What CLC filed, and what it says must be disclosed
On April 6, 2026, CLC submitted its complaint urging an investigation into possible violations of the Lobbying Disclosure Act (LDA). The complaint focuses on donations tied to four Trump-linked projects: the White House Ballroom Project, Freedom 250, the Donald J. Trump and the John F. Kennedy Memorial Center for the Performing Arts (which CLC refers to as the Trump Kennedy Center), and a Trump Presidential Library.
CLC’s core claim is legal, not poetic: donations to entities the president “established, financed, maintained, or controlled” are supposed to be disclosed on LD-203 contribution reports. CLC says the scale here is unprecedented and points to media reporting suggesting roughly 35 lobbying organizations did not disclose what could be millions in donations.
CLC also flags a reality that is doing most of the damage: many donation amounts and dates are unclear, and the universe of donors could be larger than what’s publicly known.
Translation: “legacy project” is a euphemism for proximity-to-power spending
Translation: this is not just “philanthropy.” This is money in the same ecosystem as lobbying, appointments, enforcement discretion, regulation, contracts, and federal agency decisions. When disclosure is missing, the public cannot do the simplest democratic math: who paid, and what did they get for it?
Here is the mechanism: lobbying is already a paid influence industry. Disclosure rules are supposed to let the public watch it happen. But if money is routed into politically charged presidential projects described as civic or commemorative, and then left off required forms, the public gets fog instead of facts.
Follow the money: the ballroom project and the “pass-through” problem
Follow the money: CLC highlights the White House Ballroom Project, also described as the East Wing Modernization Project. CLC says it is funded via donations to the Trust for the National Mall that are earmarked for the ballroom. That structure matters because it can operate like a pass-through.
CLC alleges at least 26 known lobbyist employers donated to the ballroom project without meeting reporting requirements, and says only one known donor company reported a ballroom donation on an LD-203: Vantive US Healthcare LLC.

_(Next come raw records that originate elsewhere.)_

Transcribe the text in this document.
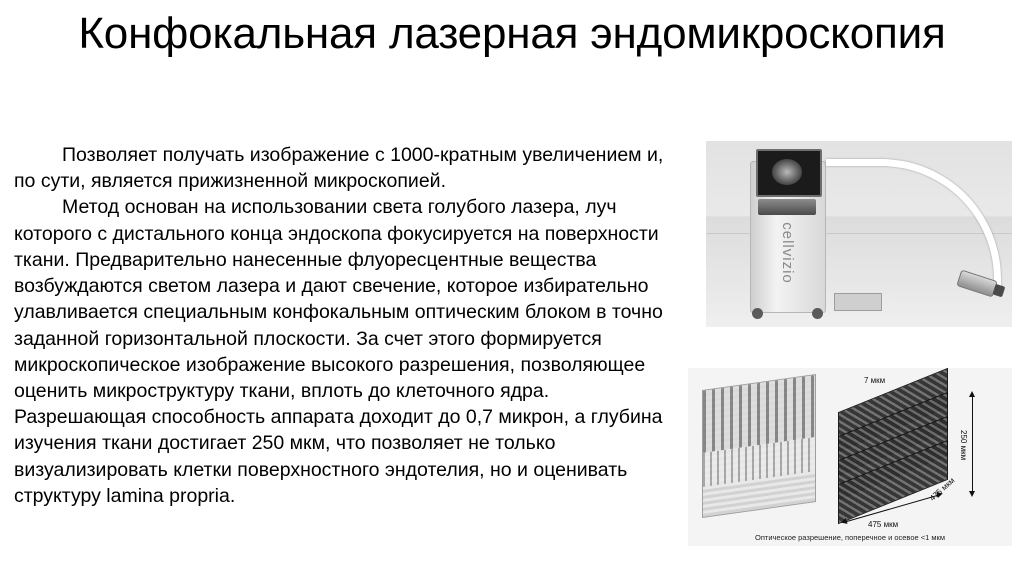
Конфокальная лазерная эндомикроскопия

Позволяет получать изображение с 1000-кратным увеличением и, по сути, является прижизненной микроскопией.

Метод основан на использовании света голубого лазера, луч которого с дистального конца эндоскопа фокусируется на поверхности ткани. Предварительно нанесенные флуоресцентные вещества возбуждаются светом лазера и дают свечение, которое избирательно улавливается специальным конфокальным оптическим блоком в точно заданной горизонтальной плоскости. За счет этого формируется микроскопическое изображение высокого разрешения, позволяющее оценить микроструктуру ткани, вплоть до клеточного ядра. Разрешающая способность аппарата доходит до 0,7 микрон, а глубина изучения ткани достигает 250 мкм, что позволяет не только визуализировать клетки поверхностного эндотелия, но и оценивать структуру lamina propria.

cellvizio
7 мкм
250 мкм
475 мкм
475 мкм
Оптическое разрешение, поперечное и осевое <1 мкм
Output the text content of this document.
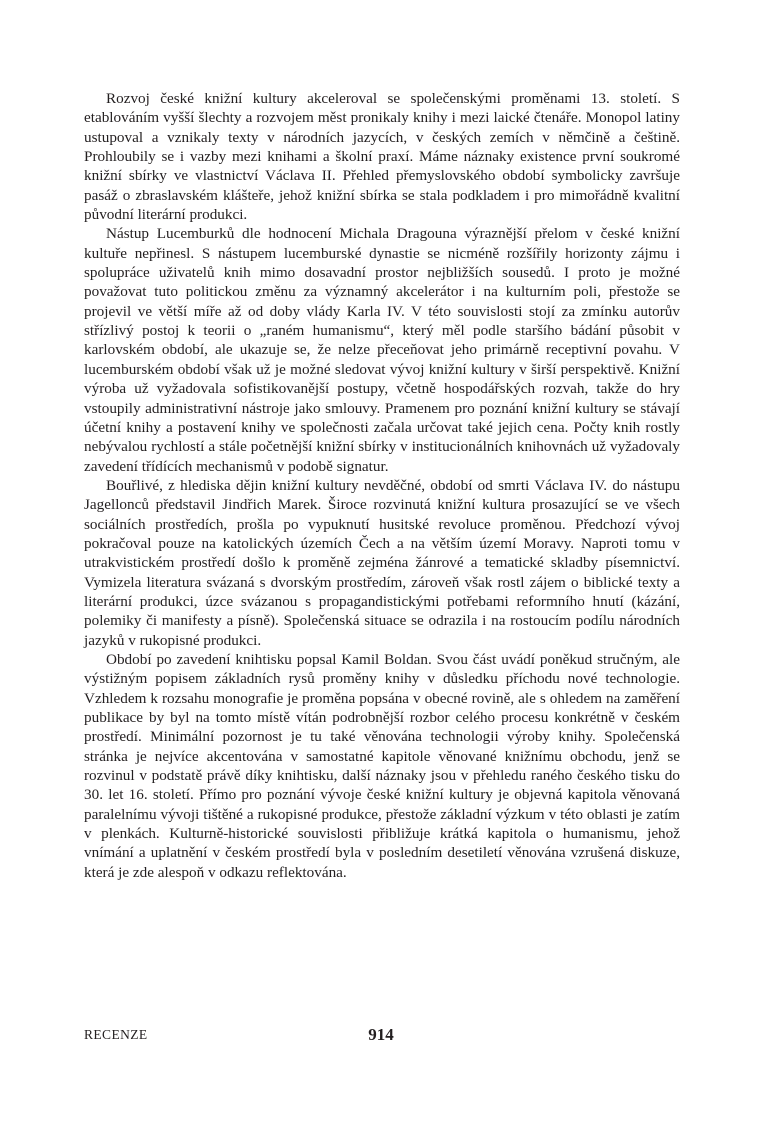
Rozvoj české knižní kultury akceleroval se společenskými proměnami 13. století. S etablováním vyšší šlechty a rozvojem měst pronikaly knihy i mezi laické čtenáře. Monopol latiny ustupoval a vznikaly texty v národních jazycích, v českých zemích v němčině a češtině. Prohloubily se i vazby mezi knihami a školní praxí. Máme náznaky existence první soukromé knižní sbírky ve vlastnictví Václava II. Přehled přemyslovského období symbolicky završuje pasáž o zbraslavském klášteře, jehož knižní sbírka se stala podkladem i pro mimořádně kvalitní původní literární produkci.

Nástup Lucemburků dle hodnocení Michala Dragouna výraznější přelom v české knižní kultuře nepřinesl. S nástupem lucemburské dynastie se nicméně rozšířily horizonty zájmu i spolupráce uživatelů knih mimo dosavadní prostor nejbližších sousedů. I proto je možné považovat tuto politickou změnu za významný akcelerátor i na kulturním poli, přestože se projevil ve větší míře až od doby vlády Karla IV. V této souvislosti stojí za zmínku autorův střízlivý postoj k teorii o „raném humanismu“, který měl podle staršího bádání působit v karlovském období, ale ukazuje se, že nelze přeceňovat jeho primárně receptivní povahu. V lucemburském období však už je možné sledovat vývoj knižní kultury v širší perspektivě. Knižní výroba už vyžadovala sofistikovanější postupy, včetně hospodářských rozvah, takže do hry vstoupily administrativní nástroje jako smlouvy. Pramenem pro poznání knižní kultury se stávají účetní knihy a postavení knihy ve společnosti začala určovat také jejich cena. Počty knih rostly nebývalou rychlostí a stále početnější knižní sbírky v institucionálních knihovnách už vyžadovaly zavedení třídících mechanismů v podobě signatur.

Bouřlivé, z hlediska dějin knižní kultury nevděčné, období od smrti Václava IV. do nástupu Jagellonců představil Jindřich Marek. Široce rozvinutá knižní kultura prosazující se ve všech sociálních prostředích, prošla po vypuknutí husitské revoluce proměnou. Předchozí vývoj pokračoval pouze na katolických územích Čech a na větším území Moravy. Naproti tomu v utrakvistickém prostředí došlo k proměně zejména žánrové a tematické skladby písemnictví. Vymizela literatura svázaná s dvorským prostředím, zároveň však rostl zájem o biblické texty a literární produkci, úzce svázanou s propagandistickými potřebami reformního hnutí (kázání, polemiky či manifesty a písně). Společenská situace se odrazila i na rostoucím podílu národních jazyků v rukopisné produkci.

Období po zavedení knihtisku popsal Kamil Boldan. Svou část uvádí poněkud stručným, ale výstižným popisem základních rysů proměny knihy v důsledku příchodu nové technologie. Vzhledem k rozsahu monografie je proměna popsána v obecné rovině, ale s ohledem na zaměření publikace by byl na tomto místě vítán podrobnější rozbor celého procesu konkrétně v českém prostředí. Minimální pozornost je tu také věnována technologii výroby knihy. Společenská stránka je nejvíce akcentována v samostatné kapitole věnované knižnímu obchodu, jenž se rozvinul v podstatě právě díky knihtisku, další náznaky jsou v přehledu raného českého tisku do 30. let 16. století. Přímo pro poznání vývoje české knižní kultury je objevná kapitola věnovaná paralelnímu vývoji tištěné a rukopisné produkce, přestože základní výzkum v této oblasti je zatím v plenkách. Kulturně-historické souvislosti přibližuje krátká kapitola o humanismu, jehož vnímání a uplatnění v českém prostředí byla v posledním desetiletí věnována vzrušená diskuze, která je zde alespoň v odkazu reflektována.

RECENZE	914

The quiet part: a disclosure regime without enforcement is decorative
CLC is asking the D.C. U.S. Attorney to investigate. The complaint lays out the enforcement framework: civil penalties for knowing failure to comply, and potential criminal exposure if someone knowingly and corruptly fails to comply.
Mic drop: if these “legacy projects” are harmless, then disclosure should be easy. Put the donor list, amounts, dates, and related communications into sunlight. Enforce LD-203 reporting. Then let oversight, audits, courts, organizing, and elections do what they’re supposed to do: make power answerable to the public, not the payer.